You are aware that timer granularity will force a quantum interval of
typically 10 ms? Given that, I would use one timer.

Gary G. Little
Seagate Technologies, LLC

“Mark Lobo” wrote in message news:xxxxx@ntdev…
>
> Guys
> Had a simple question. Say I have to time a lot of
> commands. Is it better
> 1) To use a free running timer and maintain queues and
> counts et al.
> 2) To have a timer for each command.
>
> Now the only source I have access to is Linux, and in
> their SCSI stack, they seem to be having a separate
> timer for each command.
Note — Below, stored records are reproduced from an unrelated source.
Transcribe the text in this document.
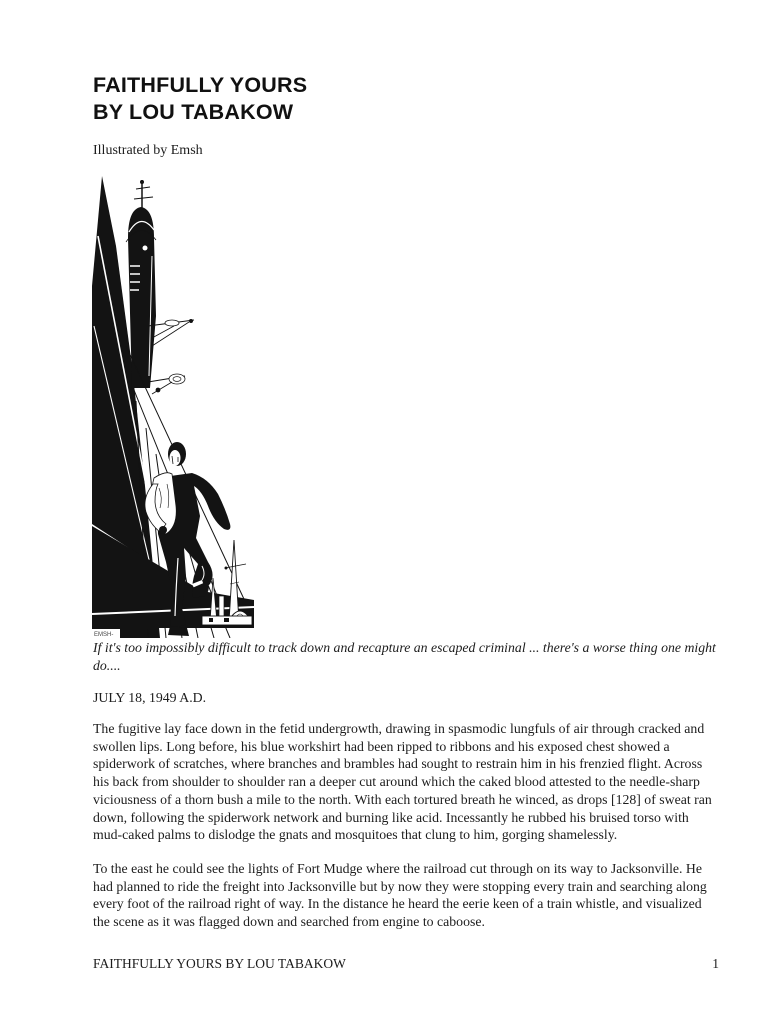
FAITHFULLY YOURS
BY LOU TABAKOW
Illustrated by Emsh
EMSH-
If it's too impossibly difficult to track down and recapture an escaped criminal ... there's a worse thing one might do....
JULY 18, 1949 A.D.

The fugitive lay face down in the fetid undergrowth, drawing in spasmodic lungfuls of air through cracked and swollen lips. Long before, his blue workshirt had been ripped to ribbons and his exposed chest showed a spiderwork of scratches, where branches and brambles had sought to restrain him in his frenzied flight. Across his back from shoulder to shoulder ran a deeper cut around which the caked blood attested to the needle-sharp viciousness of a thorn bush a mile to the north. With each tortured breath he winced, as drops [128] of sweat ran down, following the spiderwork network and burning like acid. Incessantly he rubbed his bruised torso with mud-caked palms to dislodge the gnats and mosquitoes that clung to him, gorging shamelessly.

To the east he could see the lights of Fort Mudge where the railroad cut through on its way to Jacksonville. He had planned to ride the freight into Jacksonville but by now they were stopping every train and searching along every foot of the railroad right of way. In the distance he heard the eerie keen of a train whistle, and visualized the scene as it was flagged down and searched from engine to caboose.

FAITHFULLY YOURS BY LOU TABAKOW	1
Im not sure which one is
> better. managing ur own list based on one timer, or
> just defining a new timer for each command?
> The second one is definitely easier, but is it also a
> bottleneck? And please, I dont want a “Linux sucks”
> war to start here:) That was just an example.
>
> Thanks,
> Mark
>
> __________________________________
> Do you Yahoo!?
> SBC Yahoo! DSL - Now only $29.95 per month!
> http://sbc.yahoo.com
>
>
>

> Had a simple question. Say I have to time a lot of

commands. Is it better

  1. To use a free running timer and maintain queues and
    counts et al.

Single timer per the whole list seems to be more elegant.